Ia mengisahkan, dahulu masyarakat adat setempat terbiasa memanfaatkan hasil alam untuk memenuhi kebutuhan sehari-hari termasuk ikan yang hidup di Sungai Ajkwa atau tanaman yang menghijau di bukit-bukti. Namun kini semuanya terpangkas menjadi jalan atau area operasional PT Freeport Indonesia. 

"Semua itu yang dulu dinikmati leluhur, sekarang tinggal sedikit. Saya minta Freeport ditutup. Saya minta perusahaan dan pemerintah kembalikan alam saya yang punah seperti dulu," ujarnya di depan sejumlah pejabat Kementerian ESDM yang mewakili Menteri ESDM Ignasius Jonan. 

Apalagi, lanjutnya, operasional PT Freeport Indonesia juga memotong jalur yang sebelumnya digunakan oleh masyarakat adat dalam melakukan transportasi atau distribusi kebutuhan sehari-hari.
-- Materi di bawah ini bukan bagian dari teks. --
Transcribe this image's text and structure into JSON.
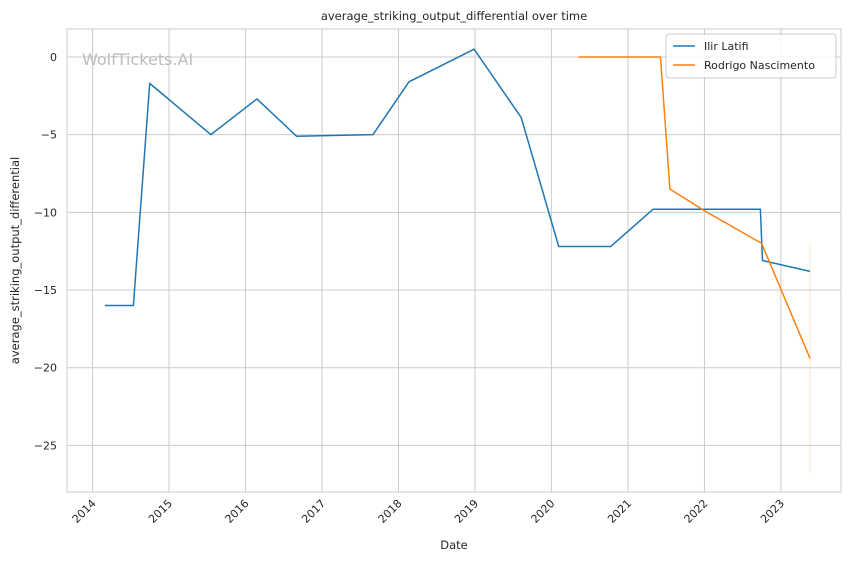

Kondisi saat ini, masyarakat harus berputar lebih jauh untuk bisa mengunjungi kota demi membeli kebutuhan pokok. 

"Transportasi saya dari kampung ke kampung atau ke kota tidak lagi berjalan baik. Saya tolong dengan hormat lestarikan lagi alam kami. Pohon sagu yang mati, hidupkan kembali untuk anak cucuk kami," ujarnya. 

Senada dengan Alegonda, perwakilan Suku Kamoro lainnya yakni Marselus Tumoka juga meminta operasional PTFI dihentikan. Ia mengungkapkan, masyarakat Suku Kamoro harus menanggung akibat dari pembuangan limbah tambang atau tailing pemrosesan konsentrat di sepanjang Sungai Ajkwa. Menurutnya, dalam membuang limbahnya Freeport tidak memisahkan antara limbah yang kotor dengan air yang kualitasnya masih bagus. 

"Tapi ini tidak, Freeport mengalirkan saja. Di sana ada ikan, ada biota yang rusak semua. Jadi kadang masyarakat yang bermukim di tempat itu, mereka memancing dan makan ikan yang tercemar limbah tambang," ujar Marselus. 

Marselus meminta pemerintah untuk turun ke lapangan untuk meninjau sendiri kondisi yang terjadi sebenarnya. Ia meminta secara khusus Menteri ESDM Ignasius Jonan untuk bisa berkunjung langsung ke kediaman masyarakat adat Suku Amungme dan Kamoro yang lahannya terdampak langsung oleh aktivitas pertambangan PTFI. 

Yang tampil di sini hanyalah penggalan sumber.